我们的机器学习平台最初陷入了一片混乱。特征工程管道的每个组件——离线批处理、在线实时查询、向量相似性检索——都由不同团队手动部署和维护。环境漂移成了家常便饭,开发环境的一个“小”配置更新,在生产环境就可能引发雪崩式的故障。问题的根源在于我们缺乏一个统一、声明式的基础设施管理范式。特别是当我们的特征存储架构演进为 MariaDB (在线)、Apache Iceberg (离线) 和 Weaviate (向量) 的混合模式后,手动管理的复杂性已经到了不可容忍的地步。
我们的目标是清晰的:将整个混合特征存储栈的部署、配置和依赖关系,用代码精确地定义下来。我们需要的不是一堆零散的 shell 脚本,而是一个能保证状态收敛、幂等执行的系统。经过评估,我们最终选择了 Puppet。它成熟的生态、强大的声明式 DSL 以及基于 Agent 的架构,非常适合管理这种横跨多种中间件的复杂异构集群。
第一步:定义基础角色与整体架构
在真实项目中,直接为每个应用编写配置是灾难的开始。我们首先抽象出所有节点共有的基础配置,并将其定义为一个 base profile。这包括 NTP 时间同步、安全基线、用户账户管理以及必要的软件包仓库。

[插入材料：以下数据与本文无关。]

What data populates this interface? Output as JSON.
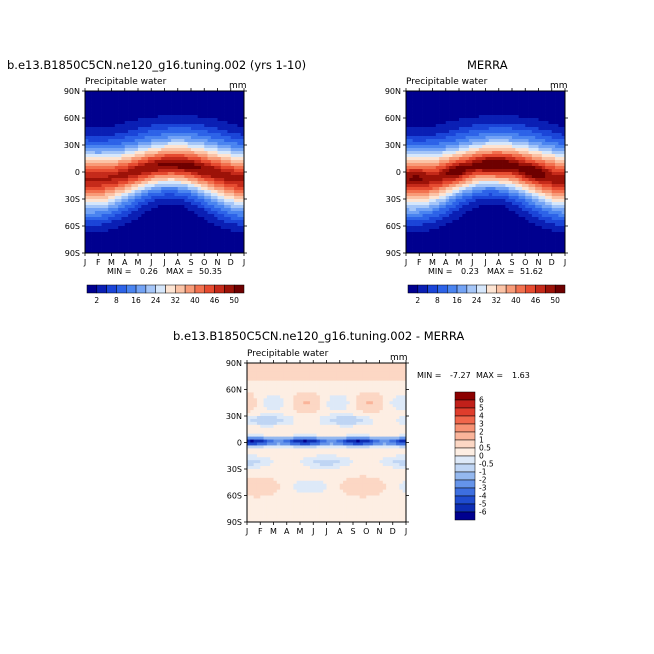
{
  "chart_data": [
    {
      "type": "heatmap",
      "title": "b.e13.B1850C5CN.ne120_g16.tuning.002 (yrs 1-10)",
      "subtitle": "Precipitable water",
      "units": "mm",
      "x_ticks": [
        "J",
        "F",
        "M",
        "A",
        "M",
        "J",
        "J",
        "A",
        "S",
        "O",
        "N",
        "D",
        "J"
      ],
      "y_ticks": [
        "90N",
        "60N",
        "30N",
        "0",
        "30S",
        "60S",
        "90S"
      ],
      "stats": {
        "min_label": "MIN =",
        "min": "0.26",
        "max_label": "MAX =",
        "max": "50.35"
      },
      "colorbar_labels": [
        "2",
        "8",
        "16",
        "24",
        "32",
        "40",
        "46",
        "50"
      ],
      "colorbar_colors": [
        "#00008f",
        "#0a1fb4",
        "#1b45d8",
        "#2d63e8",
        "#4a84f0",
        "#73a3f5",
        "#a5c6f8",
        "#d6e7fb",
        "#fde4d2",
        "#fbc3a6",
        "#f89b78",
        "#f2714f",
        "#e64b30",
        "#c52a1a",
        "#9c1208",
        "#6e0000"
      ],
      "field": {
        "model": "cam",
        "eq_max": 50.35,
        "pole_min": 0.26
      }
    },
    {
      "type": "heatmap",
      "title": "MERRA",
      "subtitle": "Precipitable water",
      "units": "mm",
      "x_ticks": [
        "J",
        "F",
        "M",
        "A",
        "M",
        "J",
        "J",
        "A",
        "S",
        "O",
        "N",
        "D",
        "J"
      ],
      "y_ticks": [
        "90N",
        "60N",
        "30N",
        "0",
        "30S",
        "60S",
        "90S"
      ],
      "stats": {
        "min_label": "MIN =",
        "min": "0.23",
        "max_label": "MAX =",
        "max": "51.62"
      },
      "colorbar_labels": [
        "2",
        "8",
        "16",
        "24",
        "32",
        "40",
        "46",
        "50"
      ],
      "colorbar_colors": [
        "#00008f",
        "#0a1fb4",
        "#1b45d8",
        "#2d63e8",
        "#4a84f0",
        "#73a3f5",
        "#a5c6f8",
        "#d6e7fb",
        "#fde4d2",
        "#fbc3a6",
        "#f89b78",
        "#f2714f",
        "#e64b30",
        "#c52a1a",
        "#9c1208",
        "#6e0000"
      ],
      "field": {
        "model": "obs",
        "eq_max": 51.62,
        "pole_min": 0.23
      }
    },
    {
      "type": "heatmap",
      "title": "b.e13.B1850C5CN.ne120_g16.tuning.002 - MERRA",
      "subtitle": "Precipitable water",
      "units": "mm",
      "x_ticks": [
        "J",
        "F",
        "M",
        "A",
        "M",
        "J",
        "J",
        "A",
        "S",
        "O",
        "N",
        "D",
        "J"
      ],
      "y_ticks": [
        "90N",
        "60N",
        "30N",
        "0",
        "30S",
        "60S",
        "90S"
      ],
      "stats": {
        "min_label": "MIN =",
        "min": "-7.27",
        "max_label": "MAX =",
        "max": "1.63"
      },
      "colorbar_labels": [
        "6",
        "5",
        "4",
        "3",
        "2",
        "1",
        "0.5",
        "0",
        "-0.5",
        "-1",
        "-2",
        "-3",
        "-4",
        "-5",
        "-6"
      ],
      "colorbar_colors": [
        "#8c0000",
        "#c1201a",
        "#df3d2c",
        "#f0664b",
        "#f79274",
        "#fab49a",
        "#fcd7c4",
        "#fdeee3",
        "#dde9f8",
        "#bfd5f4",
        "#94b8ef",
        "#6594ea",
        "#3d6fe0",
        "#1f4ccf",
        "#0d2db3",
        "#00008f"
      ],
      "field": {
        "model": "diff",
        "min": -7.27,
        "max": 1.63
      }
    }
  ]
}
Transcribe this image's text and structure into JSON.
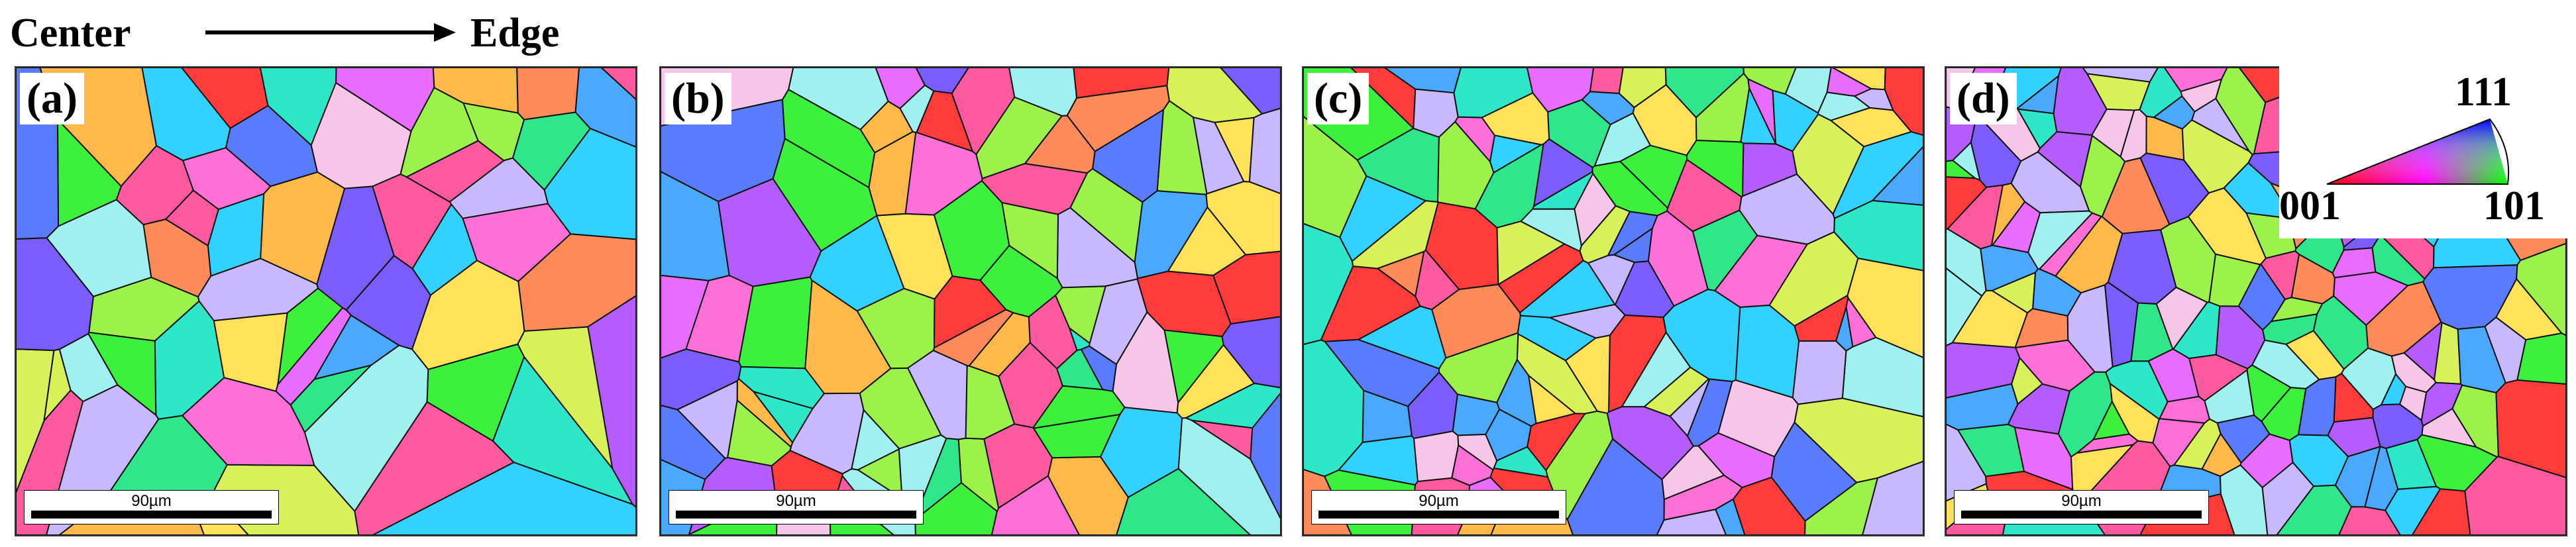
{
  "header": {
    "left_label": "Center",
    "right_label": "Edge",
    "arrow_icon": "right-arrow-icon"
  },
  "panels": [
    {
      "label": "(a)",
      "scale": "90µm"
    },
    {
      "label": "(b)",
      "scale": "90µm"
    },
    {
      "label": "(c)",
      "scale": "90µm"
    },
    {
      "label": "(d)",
      "scale": "90µm"
    }
  ],
  "legend": {
    "corner_001": "001",
    "corner_101": "101",
    "corner_111": "111",
    "colors": {
      "001": "#ff0000",
      "101": "#00ff00",
      "111": "#0000ff"
    }
  }
}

接下来,我们需要规划整个架构在 Puppet 中的体现。
graph TD
subgraph Puppet Master
A[roles/feature_store.pp] --> B{profiles};
end
subgraph profiles
B --> C[profile::base];
B --> D[profile::mariadb_server];
B --> E[profile::spark_thrift_server];
B --> F[profile::weaviate_node];
end
subgraph Node Classification
G[Feature Store Online Node] -- apply --> D;
H[Feature Store Offline Node] -- apply --> E;
I[Feature Store Vector Node] -- apply --> F;
G -- apply --> C;
H -- apply --> C;
I -- apply --> C;
end
C -.-> |Manages| J[Common Packages, NTP, Security];
D -.-> |Manages| K[MariaDB Service & Config];
E -.-> |Manages| L[Spark Thrift Server for Iceberg];
F -.-> |Manages| M[Weaviate Docker Container];
这个架构图清晰地展示了我们遵循的 roles and profiles 模式。一个节点只被赋予一个 role,而 role 则由多个具体的 profile 组合而成。这种分离使得我们可以独立维护每个组件的配置,同时又能灵活地组合它们以定义不同功能的服务器。

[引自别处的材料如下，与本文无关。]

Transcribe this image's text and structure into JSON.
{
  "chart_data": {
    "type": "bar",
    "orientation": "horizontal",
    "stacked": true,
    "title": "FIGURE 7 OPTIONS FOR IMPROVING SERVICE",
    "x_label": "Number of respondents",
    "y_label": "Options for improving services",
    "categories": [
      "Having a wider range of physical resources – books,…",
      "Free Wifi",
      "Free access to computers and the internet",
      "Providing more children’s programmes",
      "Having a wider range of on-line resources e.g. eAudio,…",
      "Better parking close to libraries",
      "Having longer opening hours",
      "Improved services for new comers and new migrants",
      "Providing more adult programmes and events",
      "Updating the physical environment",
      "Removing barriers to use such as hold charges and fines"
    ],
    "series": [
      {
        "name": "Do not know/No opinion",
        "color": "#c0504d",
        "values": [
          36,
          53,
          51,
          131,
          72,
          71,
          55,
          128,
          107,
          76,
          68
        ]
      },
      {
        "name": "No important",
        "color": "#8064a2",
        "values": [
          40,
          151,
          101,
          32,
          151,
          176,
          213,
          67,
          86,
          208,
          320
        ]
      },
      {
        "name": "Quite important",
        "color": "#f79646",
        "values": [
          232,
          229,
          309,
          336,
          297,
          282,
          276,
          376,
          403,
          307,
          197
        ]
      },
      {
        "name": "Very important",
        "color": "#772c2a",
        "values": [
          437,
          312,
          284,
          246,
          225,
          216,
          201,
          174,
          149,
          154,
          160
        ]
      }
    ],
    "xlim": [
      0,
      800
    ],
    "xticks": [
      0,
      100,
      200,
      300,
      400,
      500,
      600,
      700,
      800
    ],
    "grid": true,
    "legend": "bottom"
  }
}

第二步:用 Puppet 固化 MariaDB 在线存储
在线存储要求低延迟和高并发。MariaDB 是这个场景下的可靠选择。我们的 Puppet profile 不仅要安装它,还要负责初始化数据库、创建应用用户,并应用生产环境的性能调优配置。

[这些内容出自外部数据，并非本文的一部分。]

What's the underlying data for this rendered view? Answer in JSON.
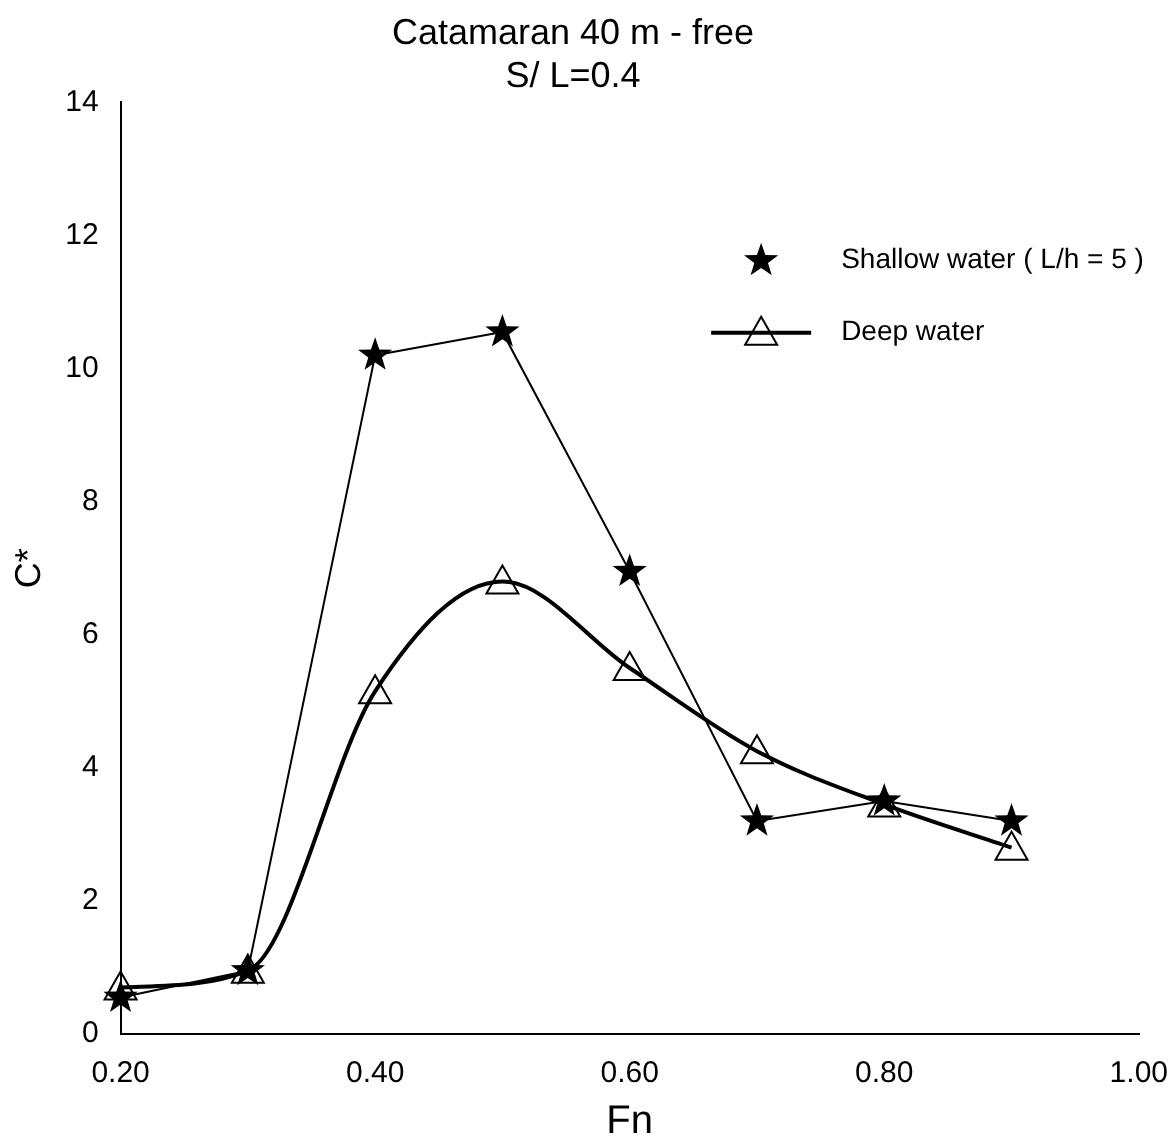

这里的坑在于,数据库 schema 的初始化脚本不能无限次重复执行,这违背了 Puppet 的幂等性原则。一个常见的错误是直接使用 exec 资源来运行 .sql 文件。
我们的解决方案是利用 exec 的 unless 或 creates 参数来保证幂等性。
manifests/profile/mariadb_server.pp:
# Class: profile::mariadb_server
# Description: Manages the MariaDB server for the online feature store.
#
class profile::mariadb_server {
# 1. Install MariaDB server and client packages
package { ['mariadb-server', 'mariadb-client']:
ensure => installed,
}
# 2. Manage the service, ensure it's running and enabled
service { 'mariadb':
ensure => running,
enable => true,
require => Package['mariadb-server'],
}
# 3. Deploy a production-ready configuration file from a template.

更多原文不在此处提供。